Raxx's current position: The scorer is purely analytical — it shows positions with unrealized losses and wash-sale risk status. No action buttons. No explicit "harvest this" language. Per Raxx product thesis: the user decides, Raxx enforces structure.
Recommendation for BLR: Review the proposed UI copy for the TLH panel. Avoid language like "candidates for harvesting" or "opportunities" if it reads as a recommendation. Prefer "positions with unrealized losses" + "wash-sale status."

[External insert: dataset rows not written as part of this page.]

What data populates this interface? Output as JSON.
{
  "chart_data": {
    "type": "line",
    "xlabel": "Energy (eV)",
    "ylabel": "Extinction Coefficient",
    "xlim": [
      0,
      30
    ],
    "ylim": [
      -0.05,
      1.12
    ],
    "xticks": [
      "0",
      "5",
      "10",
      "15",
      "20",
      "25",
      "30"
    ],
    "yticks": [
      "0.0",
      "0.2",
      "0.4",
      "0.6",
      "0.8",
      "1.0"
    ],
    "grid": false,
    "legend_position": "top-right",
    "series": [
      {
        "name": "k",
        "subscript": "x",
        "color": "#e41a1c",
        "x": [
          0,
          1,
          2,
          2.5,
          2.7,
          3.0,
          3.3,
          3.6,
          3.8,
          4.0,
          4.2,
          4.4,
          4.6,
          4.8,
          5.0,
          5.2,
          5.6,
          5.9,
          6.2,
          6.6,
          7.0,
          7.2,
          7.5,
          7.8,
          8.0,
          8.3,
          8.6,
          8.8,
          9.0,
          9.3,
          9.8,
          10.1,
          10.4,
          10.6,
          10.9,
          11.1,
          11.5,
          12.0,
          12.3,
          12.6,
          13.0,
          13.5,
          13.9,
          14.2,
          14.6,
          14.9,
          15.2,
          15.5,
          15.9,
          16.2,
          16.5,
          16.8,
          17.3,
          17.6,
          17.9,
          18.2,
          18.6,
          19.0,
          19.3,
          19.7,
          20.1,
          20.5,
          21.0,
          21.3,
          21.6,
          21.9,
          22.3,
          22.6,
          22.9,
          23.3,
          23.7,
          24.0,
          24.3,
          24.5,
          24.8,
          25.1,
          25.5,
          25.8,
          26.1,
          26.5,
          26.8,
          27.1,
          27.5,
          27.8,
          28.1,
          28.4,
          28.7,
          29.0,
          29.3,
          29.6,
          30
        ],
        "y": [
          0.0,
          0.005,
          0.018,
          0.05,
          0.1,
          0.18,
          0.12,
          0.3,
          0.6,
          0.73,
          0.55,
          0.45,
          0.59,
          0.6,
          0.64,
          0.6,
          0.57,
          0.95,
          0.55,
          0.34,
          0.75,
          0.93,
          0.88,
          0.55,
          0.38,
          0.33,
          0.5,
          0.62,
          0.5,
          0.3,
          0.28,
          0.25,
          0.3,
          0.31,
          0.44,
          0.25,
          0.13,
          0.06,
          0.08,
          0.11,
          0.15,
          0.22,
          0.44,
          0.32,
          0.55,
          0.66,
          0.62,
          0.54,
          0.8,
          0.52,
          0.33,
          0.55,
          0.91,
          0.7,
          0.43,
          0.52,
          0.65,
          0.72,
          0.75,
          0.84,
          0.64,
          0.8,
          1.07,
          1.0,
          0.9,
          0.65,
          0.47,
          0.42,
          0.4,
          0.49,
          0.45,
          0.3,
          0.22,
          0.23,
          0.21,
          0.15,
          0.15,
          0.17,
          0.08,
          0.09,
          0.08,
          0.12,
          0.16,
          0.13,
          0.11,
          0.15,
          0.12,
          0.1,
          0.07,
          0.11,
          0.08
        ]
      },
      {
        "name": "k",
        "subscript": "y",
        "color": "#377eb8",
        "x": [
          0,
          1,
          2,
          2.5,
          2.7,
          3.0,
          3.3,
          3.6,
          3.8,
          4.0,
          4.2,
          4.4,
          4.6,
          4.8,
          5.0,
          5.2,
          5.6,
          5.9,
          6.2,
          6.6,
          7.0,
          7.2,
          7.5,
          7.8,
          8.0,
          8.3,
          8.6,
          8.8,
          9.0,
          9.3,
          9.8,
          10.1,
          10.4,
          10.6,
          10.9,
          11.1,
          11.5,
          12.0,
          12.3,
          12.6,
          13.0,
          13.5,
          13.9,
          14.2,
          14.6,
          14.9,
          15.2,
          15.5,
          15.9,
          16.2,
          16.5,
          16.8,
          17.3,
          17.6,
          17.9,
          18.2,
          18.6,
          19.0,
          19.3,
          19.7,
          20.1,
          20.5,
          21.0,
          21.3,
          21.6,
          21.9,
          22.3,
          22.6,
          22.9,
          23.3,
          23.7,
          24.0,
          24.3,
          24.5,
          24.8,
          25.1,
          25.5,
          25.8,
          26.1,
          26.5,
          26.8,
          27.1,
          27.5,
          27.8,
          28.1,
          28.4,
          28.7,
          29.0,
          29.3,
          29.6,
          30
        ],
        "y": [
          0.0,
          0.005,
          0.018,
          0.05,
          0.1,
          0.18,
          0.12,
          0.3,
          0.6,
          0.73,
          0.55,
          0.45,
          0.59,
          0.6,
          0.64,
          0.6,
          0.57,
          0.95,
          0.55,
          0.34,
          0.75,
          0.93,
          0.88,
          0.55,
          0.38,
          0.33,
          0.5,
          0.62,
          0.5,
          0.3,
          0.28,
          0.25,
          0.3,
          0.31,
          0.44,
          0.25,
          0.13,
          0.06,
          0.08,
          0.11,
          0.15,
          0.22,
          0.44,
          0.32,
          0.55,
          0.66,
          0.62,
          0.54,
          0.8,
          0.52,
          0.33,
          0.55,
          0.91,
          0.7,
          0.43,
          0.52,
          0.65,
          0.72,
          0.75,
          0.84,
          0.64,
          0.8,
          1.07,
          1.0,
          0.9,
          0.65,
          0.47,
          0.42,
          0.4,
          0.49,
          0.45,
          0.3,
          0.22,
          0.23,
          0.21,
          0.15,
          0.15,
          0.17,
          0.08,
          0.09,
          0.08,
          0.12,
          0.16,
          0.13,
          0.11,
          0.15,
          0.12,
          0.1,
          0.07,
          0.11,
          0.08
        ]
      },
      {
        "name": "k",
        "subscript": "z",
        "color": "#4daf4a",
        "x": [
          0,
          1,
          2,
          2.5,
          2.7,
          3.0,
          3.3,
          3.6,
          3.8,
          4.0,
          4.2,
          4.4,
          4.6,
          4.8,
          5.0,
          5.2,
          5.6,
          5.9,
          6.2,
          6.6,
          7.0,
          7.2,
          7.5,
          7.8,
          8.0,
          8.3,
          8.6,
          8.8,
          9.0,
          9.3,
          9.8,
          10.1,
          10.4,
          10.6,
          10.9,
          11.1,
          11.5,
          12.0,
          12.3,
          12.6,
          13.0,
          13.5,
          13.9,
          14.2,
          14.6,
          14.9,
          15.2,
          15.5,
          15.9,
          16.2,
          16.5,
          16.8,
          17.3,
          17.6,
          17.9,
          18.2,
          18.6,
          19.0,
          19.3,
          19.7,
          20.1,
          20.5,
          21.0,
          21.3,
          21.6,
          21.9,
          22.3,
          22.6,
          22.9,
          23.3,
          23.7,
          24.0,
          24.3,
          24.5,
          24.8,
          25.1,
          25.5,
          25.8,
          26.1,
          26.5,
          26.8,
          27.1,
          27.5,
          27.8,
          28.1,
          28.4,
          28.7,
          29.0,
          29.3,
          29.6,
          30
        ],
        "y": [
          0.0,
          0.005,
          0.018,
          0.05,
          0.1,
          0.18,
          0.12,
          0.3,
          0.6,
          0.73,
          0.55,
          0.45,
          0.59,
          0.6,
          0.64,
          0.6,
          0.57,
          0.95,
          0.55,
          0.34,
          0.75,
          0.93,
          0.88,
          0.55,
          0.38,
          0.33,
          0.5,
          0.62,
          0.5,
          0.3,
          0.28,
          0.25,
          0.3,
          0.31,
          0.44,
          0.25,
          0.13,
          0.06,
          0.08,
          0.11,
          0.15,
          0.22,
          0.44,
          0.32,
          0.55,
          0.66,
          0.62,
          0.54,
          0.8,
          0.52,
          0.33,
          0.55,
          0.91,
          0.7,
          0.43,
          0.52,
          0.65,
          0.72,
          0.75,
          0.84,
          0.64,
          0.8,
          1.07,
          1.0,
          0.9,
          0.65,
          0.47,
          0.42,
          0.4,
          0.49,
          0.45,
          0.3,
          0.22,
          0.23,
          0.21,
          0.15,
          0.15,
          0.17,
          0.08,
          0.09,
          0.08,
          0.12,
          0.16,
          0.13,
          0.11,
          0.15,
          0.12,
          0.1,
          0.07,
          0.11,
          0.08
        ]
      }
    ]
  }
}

Handoff packet — feature-developer
Files produced
| File | Purpose |
|---|---|
docs/data-science/reference/tax/wash_sale_detector.py |
§1091 wash-sale detection |
docs/data-science/reference/tax/section1256_identifier.py |
§1256 contract classification |
docs/data-science/reference/tax/holding_period.py |
Holding period + LT date calculation |
docs/data-science/reference/tax/tlh_candidate_scorer.py |
TLH candidate ranking |
docs/data-science/reference/tax/lot_accounting.py |
FIFO / LIFO / SLID accounting |
docs/data-science/reference/tax/net_after_tax_pl.py |
Net-after-tax P&L + backtest integration |
docs/data-science/reference/tax/fixtures/wash_sale_scenarios.json |
12 wash-sale test scenarios |
docs/data-science/reference/tax/fixtures/section1256_scenarios.json |
20 §1256 scenarios |
docs/data-science/reference/tax/fixtures/holding_period_scenarios.json |
10 holding period scenarios |
Input data requirements (Raptor service)
All features consume data from the user's connected broker (Alpaca / BYOB). The minimum data fields required per lot:
{
"lot_id": "string (unique)",
"account_id": "string",
"account_type": "taxable | ira | roth_ira | hsa | unknown",
"ticker": "string (root symbol)",
"cusip": "string | null",
"asset_type": "equity | equity_option | index_option | futures | other",
"action": "buy | sell | short | cover",
"trade_date": "YYYY-MM-DD (UTC date)",
"quantity": "decimal",
"proceeds": "decimal | null (sell lots)",
"cost_basis": "decimal | null (adjusted)"
}
Execution model notes
These algorithms are deterministic, not ML-based. Each function is pure (no side effects; no external API calls). They can be deployed as synchronous Raptor service calls with sub-millisecond latency for typical portfolio sizes (< 1,000 lots). For very large portfolios (> 10,000 lots), the wash-sale detector's O(n²) scan should be replaced with an interval-tree or hash-indexed implementation — but that is outside v1 scope.
Missing data fallbacks
| Missing data | Behavior |
|---|---|
| No CUSIP | Fall back to ticker matching |
| No cost_basis | Lot is excluded from gain/loss calculations; flagged in output |
| No account_type | Default to unknown; IRA cross-account flags will not fire |
| No current_price | TLH scorer cannot compute unrealized P&L; lot excluded with note |
Disclaimer text (required in all UI surfaces)
The following disclaimer text must appear on every tax-feature UI surface. Legal copy to be reviewed by BLR before shipping:
"Tax information is estimated based on your historical trade data and the rates you have entered. This is not tax advice. Raxx is not a tax advisor. Please consult a qualified tax professional for your actual tax obligations."